Hospitality

Fran Cusworth

She’ll be hauling suitcases this year, but by 2010, Amber Taylor will have worked her way up to front office manager at Como Hotel.

Crystal ball? Good astrologer? Hospitality graduate Taylor has something even better — a career path mapped by employer Mirvac.

Even though Taylor, 21, has started as a porter at the boutique Chapel St hotel, she can shift cars and push luggage trollies secure in the knowledge she won’t be parked in a career siding.

Her path will be via telephone reception, front desk, night duties, training and duty manager, and should take 3 1/2 years.

Taylor has known since she was 15 that she wanted to work in hospitality.

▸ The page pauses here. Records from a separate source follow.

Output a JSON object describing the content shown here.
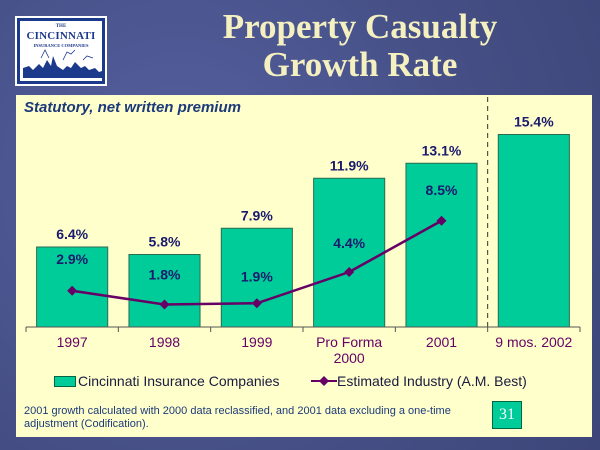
{
  "logo": {
    "the": "THE",
    "name": "CINCINNATI",
    "sub": "INSURANCE COMPANIES"
  },
  "title_line1": "Property Casualty",
  "title_line2": "Growth Rate",
  "subtitle": "Statutory, net written premium",
  "footnote": "2001 growth calculated with 2000 data reclassified, and 2001 data excluding a one-time adjustment (Codification).",
  "page_number": "31",
  "colors": {
    "bar": "#00cc99",
    "line": "#660066",
    "panel": "#ffffcc",
    "label": "#1a1a6e",
    "tick": "#660066"
  },
  "chart_data": {
    "type": "bar",
    "title": "Property Casualty Growth Rate",
    "subtitle": "Statutory, net written premium",
    "categories": [
      [
        "1997"
      ],
      [
        "1998"
      ],
      [
        "1999"
      ],
      [
        "Pro Forma",
        "2000"
      ],
      [
        "2001"
      ],
      [
        "9 mos. 2002"
      ]
    ],
    "series": [
      {
        "name": "Cincinnati Insurance Companies",
        "type": "bar",
        "values": [
          6.4,
          5.8,
          7.9,
          11.9,
          13.1,
          15.4
        ],
        "labels": [
          "6.4%",
          "5.8%",
          "7.9%",
          "11.9%",
          "13.1%",
          "15.4%"
        ]
      },
      {
        "name": "Estimated Industry (A.M. Best)",
        "type": "line",
        "values": [
          2.9,
          1.8,
          1.9,
          4.4,
          8.5,
          null
        ],
        "labels": [
          "2.9%",
          "1.8%",
          "1.9%",
          "4.4%",
          "8.5%",
          null
        ]
      }
    ],
    "ylim": [
      0,
      16
    ],
    "xlabel": "",
    "ylabel": "",
    "grid": false,
    "legend": "bottom",
    "separator_before_category": 5
  }
}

“I love working with people and I love working with food,” she says.

The Como job is Taylor’s first since graduating as dux of her course last year at the private-hospitality college, the Blue Mountains Hotel School.

She lived on campus for the three-year course and loved the international feel of campus life.

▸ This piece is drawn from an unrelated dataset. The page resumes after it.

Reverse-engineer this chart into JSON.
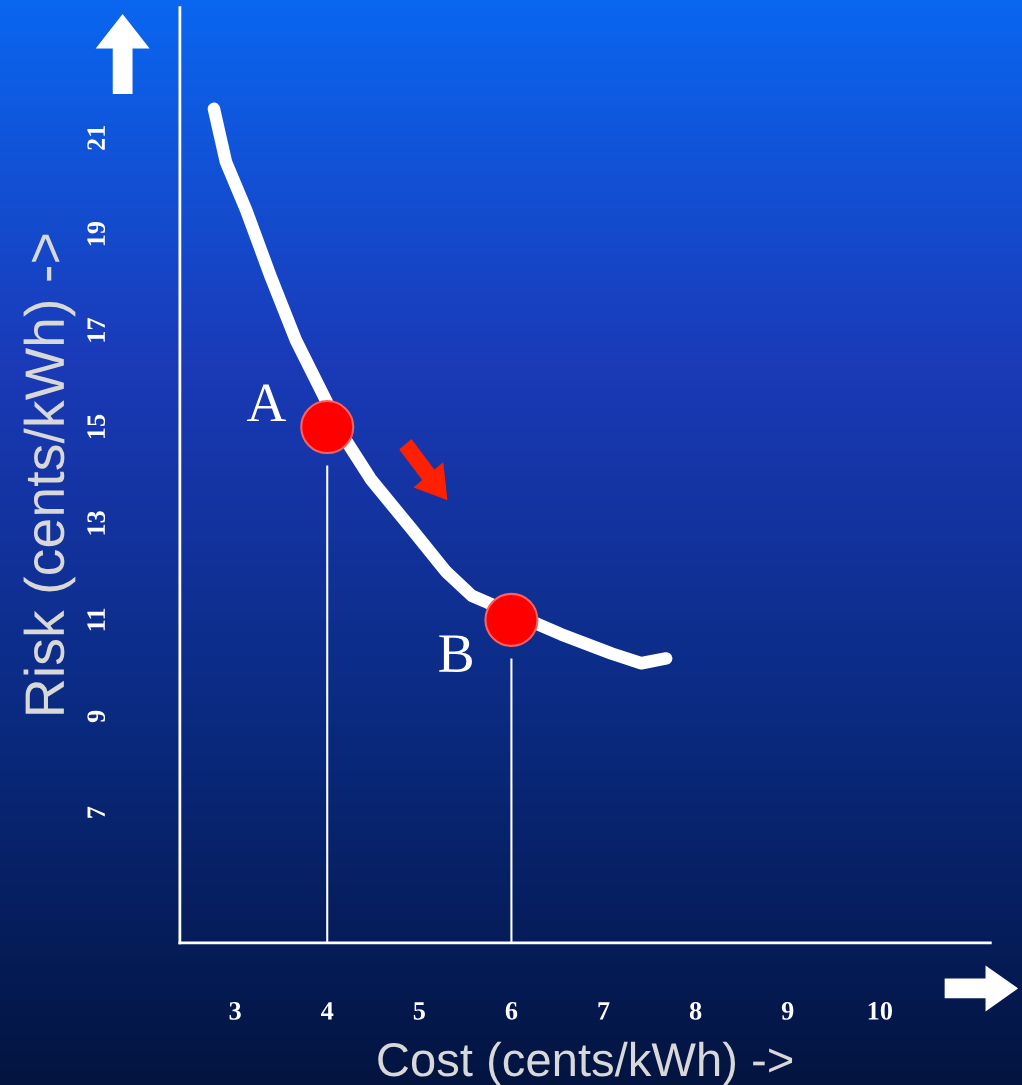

“It’s the best fun. You make friends from all over the world and expand your knowledge of other cultures.”

Taylor completed her course on a half scholarship to offset fees. The BMHS degree costs almost $80,000, including food and accommodation.
Subjects include accounting, marketing, serving styles, small business and food and beverage preparation.

Now accredited as a higher-education institution, awards offered by the BMHS include a three-year Bachelor of Commerce degree, a one-year Diploma of Food and Beverage management and a two-year Associate Degree in Hotel and Resort Management.

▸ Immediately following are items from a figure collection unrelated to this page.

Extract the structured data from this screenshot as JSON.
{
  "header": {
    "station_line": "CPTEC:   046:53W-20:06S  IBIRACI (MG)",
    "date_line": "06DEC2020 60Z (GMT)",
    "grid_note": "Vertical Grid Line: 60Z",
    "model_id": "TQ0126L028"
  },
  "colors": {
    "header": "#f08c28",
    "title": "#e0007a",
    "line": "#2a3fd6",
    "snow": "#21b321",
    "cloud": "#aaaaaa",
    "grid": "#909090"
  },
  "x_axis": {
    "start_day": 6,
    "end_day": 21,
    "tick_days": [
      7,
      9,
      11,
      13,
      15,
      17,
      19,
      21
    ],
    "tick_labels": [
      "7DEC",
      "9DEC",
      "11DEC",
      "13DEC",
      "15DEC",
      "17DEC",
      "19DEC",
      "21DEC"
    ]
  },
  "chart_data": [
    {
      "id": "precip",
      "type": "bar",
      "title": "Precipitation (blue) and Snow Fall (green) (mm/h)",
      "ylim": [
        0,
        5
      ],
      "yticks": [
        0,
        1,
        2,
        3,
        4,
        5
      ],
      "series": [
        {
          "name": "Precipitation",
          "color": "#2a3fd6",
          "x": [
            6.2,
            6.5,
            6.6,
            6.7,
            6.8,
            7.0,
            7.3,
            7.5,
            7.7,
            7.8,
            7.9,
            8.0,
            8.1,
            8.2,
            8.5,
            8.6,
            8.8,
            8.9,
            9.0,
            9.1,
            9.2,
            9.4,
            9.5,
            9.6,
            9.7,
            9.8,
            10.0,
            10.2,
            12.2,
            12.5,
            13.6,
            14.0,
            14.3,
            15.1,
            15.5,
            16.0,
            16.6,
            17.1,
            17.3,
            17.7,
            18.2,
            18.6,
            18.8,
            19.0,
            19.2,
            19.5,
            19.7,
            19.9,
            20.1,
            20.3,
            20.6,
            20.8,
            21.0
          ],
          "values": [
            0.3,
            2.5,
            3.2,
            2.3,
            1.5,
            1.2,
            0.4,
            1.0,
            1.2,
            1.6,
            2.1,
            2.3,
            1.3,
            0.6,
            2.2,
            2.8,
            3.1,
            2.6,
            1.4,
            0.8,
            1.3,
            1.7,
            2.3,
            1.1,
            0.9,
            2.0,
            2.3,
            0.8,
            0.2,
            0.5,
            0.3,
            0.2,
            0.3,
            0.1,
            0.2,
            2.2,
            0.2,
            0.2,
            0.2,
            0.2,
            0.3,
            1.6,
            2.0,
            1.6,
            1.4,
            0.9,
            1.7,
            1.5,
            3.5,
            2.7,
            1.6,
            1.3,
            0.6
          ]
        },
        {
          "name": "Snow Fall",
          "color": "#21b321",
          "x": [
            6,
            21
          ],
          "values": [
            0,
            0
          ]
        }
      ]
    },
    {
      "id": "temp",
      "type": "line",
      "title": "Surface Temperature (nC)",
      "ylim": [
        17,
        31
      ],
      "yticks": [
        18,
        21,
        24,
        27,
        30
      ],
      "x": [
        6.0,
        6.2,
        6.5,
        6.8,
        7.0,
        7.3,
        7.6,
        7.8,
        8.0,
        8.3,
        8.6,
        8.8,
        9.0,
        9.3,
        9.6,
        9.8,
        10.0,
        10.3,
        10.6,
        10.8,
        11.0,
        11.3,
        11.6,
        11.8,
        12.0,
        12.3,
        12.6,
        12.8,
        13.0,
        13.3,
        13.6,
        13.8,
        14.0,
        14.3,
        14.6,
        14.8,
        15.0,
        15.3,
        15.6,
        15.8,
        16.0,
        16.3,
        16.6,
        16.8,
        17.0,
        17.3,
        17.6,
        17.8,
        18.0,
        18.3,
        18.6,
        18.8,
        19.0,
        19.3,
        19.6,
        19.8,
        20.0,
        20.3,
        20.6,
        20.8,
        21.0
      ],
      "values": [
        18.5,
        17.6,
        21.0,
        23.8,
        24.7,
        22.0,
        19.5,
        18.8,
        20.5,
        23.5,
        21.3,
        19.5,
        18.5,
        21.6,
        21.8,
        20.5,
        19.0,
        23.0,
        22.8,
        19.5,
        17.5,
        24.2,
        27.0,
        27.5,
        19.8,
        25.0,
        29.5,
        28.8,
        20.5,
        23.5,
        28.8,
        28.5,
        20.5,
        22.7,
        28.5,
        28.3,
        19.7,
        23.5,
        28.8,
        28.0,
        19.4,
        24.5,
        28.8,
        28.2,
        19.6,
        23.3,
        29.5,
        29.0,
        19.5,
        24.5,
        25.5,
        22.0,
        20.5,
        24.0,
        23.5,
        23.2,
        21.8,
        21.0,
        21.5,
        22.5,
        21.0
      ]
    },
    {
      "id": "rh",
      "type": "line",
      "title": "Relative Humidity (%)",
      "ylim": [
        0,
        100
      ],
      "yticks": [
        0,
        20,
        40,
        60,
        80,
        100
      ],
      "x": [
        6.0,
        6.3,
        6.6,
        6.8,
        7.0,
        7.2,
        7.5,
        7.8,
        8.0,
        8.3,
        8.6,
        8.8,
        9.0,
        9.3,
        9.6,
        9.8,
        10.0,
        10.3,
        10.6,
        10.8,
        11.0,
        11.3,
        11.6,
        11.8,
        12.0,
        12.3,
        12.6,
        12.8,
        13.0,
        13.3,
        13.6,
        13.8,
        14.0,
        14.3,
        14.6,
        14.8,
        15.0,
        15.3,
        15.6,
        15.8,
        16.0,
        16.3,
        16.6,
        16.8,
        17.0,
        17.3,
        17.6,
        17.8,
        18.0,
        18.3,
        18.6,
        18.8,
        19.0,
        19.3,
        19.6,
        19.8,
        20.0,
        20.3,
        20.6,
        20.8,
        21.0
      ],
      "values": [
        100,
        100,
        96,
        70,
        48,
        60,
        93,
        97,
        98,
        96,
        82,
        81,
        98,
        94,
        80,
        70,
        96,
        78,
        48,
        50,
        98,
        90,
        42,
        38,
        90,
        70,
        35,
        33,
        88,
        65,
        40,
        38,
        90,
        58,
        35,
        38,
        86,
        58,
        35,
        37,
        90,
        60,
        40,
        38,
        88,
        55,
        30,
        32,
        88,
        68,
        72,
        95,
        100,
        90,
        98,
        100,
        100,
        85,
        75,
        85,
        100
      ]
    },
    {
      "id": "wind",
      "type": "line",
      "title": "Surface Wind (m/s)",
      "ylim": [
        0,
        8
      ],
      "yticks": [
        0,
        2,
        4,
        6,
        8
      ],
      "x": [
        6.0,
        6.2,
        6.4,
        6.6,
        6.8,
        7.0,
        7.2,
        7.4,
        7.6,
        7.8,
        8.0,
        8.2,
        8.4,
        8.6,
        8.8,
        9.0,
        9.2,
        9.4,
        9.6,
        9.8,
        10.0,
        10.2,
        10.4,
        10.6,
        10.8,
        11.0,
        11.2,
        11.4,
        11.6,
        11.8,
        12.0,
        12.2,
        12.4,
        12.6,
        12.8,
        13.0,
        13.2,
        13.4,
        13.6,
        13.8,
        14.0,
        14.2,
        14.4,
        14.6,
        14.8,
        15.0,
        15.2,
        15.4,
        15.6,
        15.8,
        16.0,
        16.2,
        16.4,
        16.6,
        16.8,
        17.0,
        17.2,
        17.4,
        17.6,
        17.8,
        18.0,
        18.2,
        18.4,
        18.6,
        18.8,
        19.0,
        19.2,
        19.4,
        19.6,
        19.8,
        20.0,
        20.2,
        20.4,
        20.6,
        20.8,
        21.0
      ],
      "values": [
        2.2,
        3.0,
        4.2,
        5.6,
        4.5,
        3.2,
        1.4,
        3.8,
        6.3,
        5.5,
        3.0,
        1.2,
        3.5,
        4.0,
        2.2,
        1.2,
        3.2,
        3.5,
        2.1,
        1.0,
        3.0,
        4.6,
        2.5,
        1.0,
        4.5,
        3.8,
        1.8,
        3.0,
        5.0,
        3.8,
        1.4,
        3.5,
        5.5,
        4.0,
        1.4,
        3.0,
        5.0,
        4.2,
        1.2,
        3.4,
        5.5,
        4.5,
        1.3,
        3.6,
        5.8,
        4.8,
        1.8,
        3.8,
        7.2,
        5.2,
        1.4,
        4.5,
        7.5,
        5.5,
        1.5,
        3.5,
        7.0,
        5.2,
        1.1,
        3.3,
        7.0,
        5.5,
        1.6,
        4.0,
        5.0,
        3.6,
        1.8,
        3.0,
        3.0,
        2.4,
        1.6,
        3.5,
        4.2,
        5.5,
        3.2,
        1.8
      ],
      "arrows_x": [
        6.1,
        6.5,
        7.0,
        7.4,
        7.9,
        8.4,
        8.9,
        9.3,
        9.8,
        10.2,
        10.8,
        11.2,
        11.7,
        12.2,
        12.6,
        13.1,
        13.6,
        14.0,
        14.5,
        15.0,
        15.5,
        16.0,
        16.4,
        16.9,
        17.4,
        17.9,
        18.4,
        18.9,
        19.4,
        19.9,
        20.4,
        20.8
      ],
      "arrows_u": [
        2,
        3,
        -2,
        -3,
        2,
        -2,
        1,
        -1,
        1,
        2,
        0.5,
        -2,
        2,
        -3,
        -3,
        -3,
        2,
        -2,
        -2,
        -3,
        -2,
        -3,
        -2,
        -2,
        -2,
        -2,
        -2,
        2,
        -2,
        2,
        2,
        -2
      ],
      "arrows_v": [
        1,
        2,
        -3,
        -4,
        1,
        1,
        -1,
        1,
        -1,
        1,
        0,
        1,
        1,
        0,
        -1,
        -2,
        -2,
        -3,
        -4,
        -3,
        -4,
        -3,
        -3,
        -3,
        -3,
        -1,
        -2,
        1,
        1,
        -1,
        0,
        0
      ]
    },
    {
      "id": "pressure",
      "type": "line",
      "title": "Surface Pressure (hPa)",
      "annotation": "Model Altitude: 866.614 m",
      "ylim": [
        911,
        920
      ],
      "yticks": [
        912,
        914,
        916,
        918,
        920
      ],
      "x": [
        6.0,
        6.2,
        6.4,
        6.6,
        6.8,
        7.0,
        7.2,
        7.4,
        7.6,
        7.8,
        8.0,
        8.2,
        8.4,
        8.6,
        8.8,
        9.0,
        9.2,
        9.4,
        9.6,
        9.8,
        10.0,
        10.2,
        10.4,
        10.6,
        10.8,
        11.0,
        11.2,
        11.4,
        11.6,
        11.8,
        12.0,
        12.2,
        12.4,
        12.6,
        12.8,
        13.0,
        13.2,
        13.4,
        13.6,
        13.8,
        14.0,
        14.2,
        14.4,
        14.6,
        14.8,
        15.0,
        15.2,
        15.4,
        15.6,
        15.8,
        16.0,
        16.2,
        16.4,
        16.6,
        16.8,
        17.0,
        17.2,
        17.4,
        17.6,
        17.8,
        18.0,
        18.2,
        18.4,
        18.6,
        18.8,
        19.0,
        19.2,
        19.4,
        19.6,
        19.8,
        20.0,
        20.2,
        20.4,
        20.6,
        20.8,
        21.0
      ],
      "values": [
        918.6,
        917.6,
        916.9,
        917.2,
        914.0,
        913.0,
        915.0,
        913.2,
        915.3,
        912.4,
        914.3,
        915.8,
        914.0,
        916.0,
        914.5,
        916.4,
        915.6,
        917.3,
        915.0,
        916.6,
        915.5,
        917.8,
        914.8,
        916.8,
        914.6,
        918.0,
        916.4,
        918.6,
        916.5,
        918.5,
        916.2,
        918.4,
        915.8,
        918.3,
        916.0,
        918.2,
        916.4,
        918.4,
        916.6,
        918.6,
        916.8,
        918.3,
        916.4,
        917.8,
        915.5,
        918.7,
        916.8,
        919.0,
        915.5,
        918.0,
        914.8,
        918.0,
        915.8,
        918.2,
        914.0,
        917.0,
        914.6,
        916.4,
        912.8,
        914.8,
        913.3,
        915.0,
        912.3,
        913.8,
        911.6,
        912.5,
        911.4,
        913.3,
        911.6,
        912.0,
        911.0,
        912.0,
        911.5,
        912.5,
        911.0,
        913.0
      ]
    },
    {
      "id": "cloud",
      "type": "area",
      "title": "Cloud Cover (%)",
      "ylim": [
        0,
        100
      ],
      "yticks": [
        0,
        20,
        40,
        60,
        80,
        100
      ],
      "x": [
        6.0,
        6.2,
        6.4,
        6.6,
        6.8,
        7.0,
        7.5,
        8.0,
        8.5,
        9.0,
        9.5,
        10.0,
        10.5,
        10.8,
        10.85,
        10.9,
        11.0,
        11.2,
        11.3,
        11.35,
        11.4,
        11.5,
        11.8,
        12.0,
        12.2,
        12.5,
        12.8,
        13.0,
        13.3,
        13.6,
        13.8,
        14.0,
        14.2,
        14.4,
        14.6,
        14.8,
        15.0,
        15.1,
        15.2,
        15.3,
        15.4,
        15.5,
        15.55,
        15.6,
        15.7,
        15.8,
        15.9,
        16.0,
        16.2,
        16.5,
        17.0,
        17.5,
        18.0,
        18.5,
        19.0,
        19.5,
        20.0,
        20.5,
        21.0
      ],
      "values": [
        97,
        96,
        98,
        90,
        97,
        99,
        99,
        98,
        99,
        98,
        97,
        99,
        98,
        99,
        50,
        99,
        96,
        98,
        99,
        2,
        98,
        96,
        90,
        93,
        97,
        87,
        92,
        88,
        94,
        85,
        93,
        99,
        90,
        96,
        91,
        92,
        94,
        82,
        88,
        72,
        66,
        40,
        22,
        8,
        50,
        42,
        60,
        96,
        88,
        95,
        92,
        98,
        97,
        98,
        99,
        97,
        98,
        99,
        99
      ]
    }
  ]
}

Como spokeswoman Cleo Seaman says parent group Mirvac has a huge program for progression planning to develop its staff.

“You want an environment where you keep your staff. You can’t put a dollar value on intellectual property,” Seaman says.

“Obviously it’s all performance-based, and it’s not set in stone. But hospitality has traditionally been a transient industry and more and more hotels are looking to employ the sort of people who will be with them in five years or so, and in senior positions,” Seaman says.